A Gentle Madness
- First edition cover of A Gentle Madness
- Author: Nicholas A. Basbanes
- Subject: Book collecting
- Publisher: Henry Holt
- Publication date: August 1, 1995
- Pages: 584
- ISBN: 0-8050-3653-9

= A Gentle Madness =

1995 book

A Gentle Madness: Bibliophiles, Bibliomanes, and the Eternal Passion for Books is a 1995 nonfiction book of book collecting case studies by Nicholas A. Basbanes. It was a 1995 National Book Critics Circle Award finalist.

== Synopsis ==
The first section of the book features famous book collectors from Antiquities to the modern day. Past collectors mentioned include the likes of Alexander the Great, Petrarch, and Catherine the Great. Modern collectors include people like Aaron Lansky and Charles L. Blockson.

A Gentle Madness also covered Stephen Blumberg, who had stolen over $10 million worth of books from libraries.

== Development ==
The title is derived from a quote by Benjamin Thomas regarding his grandfather Isaiah Thomas, founder of the American Antiquarian Society, who was stricken with "the gentlest of infirmities, bibliomania."

Basbanes was motivated to write the book after his wife, Constance, encouraged him to do more research on book collecting after he wrote an article for the Boston University's Bostonia alumni magazine in 1989 regarding notable Boston book collections. The book was subsequently dedicated to Constance. He began writing the book part-time while working as an editor for the book section of the Telegram & Gazette, until he was fired in 1991 due to cost-cutting measures.

Most of the research was conducted at Harvard University's Widener Library. However, Basbanes also traveled to several metropolitan cities, such as London and Paris, to attend auctions and interview collectors. He also went to Iowa for book thief Stephen Blumberg's trial. Widener Library was one of Blumberg's targets. Basbanes had to spend profusely to maintain his research, using up savings and taking advances on book royalties.

== Release ==
Basbanes had initially contracted with publisher Random House to release the book. However, due to corporate downsizing at the company in 1992, his editor was fired and his book's release was dropped despite being advertised.

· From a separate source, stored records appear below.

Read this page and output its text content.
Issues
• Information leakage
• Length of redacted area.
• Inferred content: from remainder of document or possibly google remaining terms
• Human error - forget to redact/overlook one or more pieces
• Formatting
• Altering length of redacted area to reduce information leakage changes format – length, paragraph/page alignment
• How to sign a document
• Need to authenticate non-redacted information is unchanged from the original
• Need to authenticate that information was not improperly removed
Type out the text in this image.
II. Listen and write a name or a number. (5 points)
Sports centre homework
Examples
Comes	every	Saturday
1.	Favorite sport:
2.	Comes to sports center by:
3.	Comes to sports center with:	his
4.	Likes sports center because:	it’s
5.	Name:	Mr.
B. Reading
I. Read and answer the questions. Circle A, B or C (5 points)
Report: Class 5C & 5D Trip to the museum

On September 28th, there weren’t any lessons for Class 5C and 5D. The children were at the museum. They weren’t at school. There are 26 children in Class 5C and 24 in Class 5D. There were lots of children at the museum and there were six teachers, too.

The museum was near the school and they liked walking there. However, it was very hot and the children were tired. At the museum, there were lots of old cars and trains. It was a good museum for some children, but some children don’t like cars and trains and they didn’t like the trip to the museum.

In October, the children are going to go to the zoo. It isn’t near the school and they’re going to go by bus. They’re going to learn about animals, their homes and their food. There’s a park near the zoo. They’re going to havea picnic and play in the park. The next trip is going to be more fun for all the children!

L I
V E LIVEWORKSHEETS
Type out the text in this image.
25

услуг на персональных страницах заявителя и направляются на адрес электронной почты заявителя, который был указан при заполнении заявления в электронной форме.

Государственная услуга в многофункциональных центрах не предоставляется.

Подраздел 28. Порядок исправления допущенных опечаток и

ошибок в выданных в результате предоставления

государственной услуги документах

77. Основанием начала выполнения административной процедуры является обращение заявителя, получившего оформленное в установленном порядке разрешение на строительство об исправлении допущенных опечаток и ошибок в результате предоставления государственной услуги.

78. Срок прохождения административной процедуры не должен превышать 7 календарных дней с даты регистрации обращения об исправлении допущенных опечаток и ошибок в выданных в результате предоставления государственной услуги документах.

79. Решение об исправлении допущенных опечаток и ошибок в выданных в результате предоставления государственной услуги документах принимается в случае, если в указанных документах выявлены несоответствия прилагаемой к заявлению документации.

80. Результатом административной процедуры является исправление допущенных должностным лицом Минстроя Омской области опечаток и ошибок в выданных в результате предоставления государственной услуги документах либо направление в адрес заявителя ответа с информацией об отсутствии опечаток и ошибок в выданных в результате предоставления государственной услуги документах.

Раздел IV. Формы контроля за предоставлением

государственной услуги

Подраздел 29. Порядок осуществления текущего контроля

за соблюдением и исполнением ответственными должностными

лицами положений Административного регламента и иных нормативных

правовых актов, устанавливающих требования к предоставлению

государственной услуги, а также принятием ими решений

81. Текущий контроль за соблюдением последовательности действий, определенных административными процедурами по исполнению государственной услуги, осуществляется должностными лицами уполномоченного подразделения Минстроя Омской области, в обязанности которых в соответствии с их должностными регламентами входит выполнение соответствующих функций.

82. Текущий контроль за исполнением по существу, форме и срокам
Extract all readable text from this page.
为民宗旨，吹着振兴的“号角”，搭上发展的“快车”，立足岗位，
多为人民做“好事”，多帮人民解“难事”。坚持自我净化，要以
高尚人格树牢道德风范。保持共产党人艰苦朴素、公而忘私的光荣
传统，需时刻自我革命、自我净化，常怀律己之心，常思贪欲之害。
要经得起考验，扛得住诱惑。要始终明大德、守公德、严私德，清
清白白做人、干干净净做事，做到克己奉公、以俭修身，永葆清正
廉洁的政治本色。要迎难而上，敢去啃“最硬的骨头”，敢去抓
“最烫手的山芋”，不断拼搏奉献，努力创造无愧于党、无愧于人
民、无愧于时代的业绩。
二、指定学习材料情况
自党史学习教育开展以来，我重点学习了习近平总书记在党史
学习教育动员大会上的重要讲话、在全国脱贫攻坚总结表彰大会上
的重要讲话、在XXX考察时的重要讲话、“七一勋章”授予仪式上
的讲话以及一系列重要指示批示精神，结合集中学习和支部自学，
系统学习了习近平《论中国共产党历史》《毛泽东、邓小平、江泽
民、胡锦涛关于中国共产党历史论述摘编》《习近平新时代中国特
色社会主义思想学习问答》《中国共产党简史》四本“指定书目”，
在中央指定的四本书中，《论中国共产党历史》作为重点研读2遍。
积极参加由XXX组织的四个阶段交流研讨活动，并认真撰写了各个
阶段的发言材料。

The book was released fall of 1995 by Henry Holt and Company with an initial printing of 7,500, which sold out in three days

The "definitive edition" was published, in print and digital, in 2012.

== Reception ==
Upon its release, reviews were mostly positive and most critics recommended the book for those who were interested in the medium of books or its collection.

Kirkus Reviews wrote that A Gentle Madness numerous anecdotes manages to capture the spirit of acquiring books, although it "never really gets to the bottom of bibliomania." Furthermore, they wrote that the book is a "Must reading for any book collector, and a nice addition to even modest personal libraries." Philip Kopper for The New York Times praised its vast compilation of colorful collecting characters. However, he noted that the book is also overblown and repetitive in places, noting Basbane's propensity for superlatives and the book's comprehensive but not definitive account of the subject. Michael Dirda of The Washington Post called it a "ingratiating and altogether enjoyable book", praising the book's "wonderful gallery of modern eccentrics" despite its occasional lapses in literary history.

In 1995, it was selected as a General Nonfiction finalist for the National Book Critics Circle Award.

=== Legacy ===
In 2010, Allison Hoover Bartlett writing for the Wall Street Journal named it one of the most influential works about book collecting published in the twentieth century.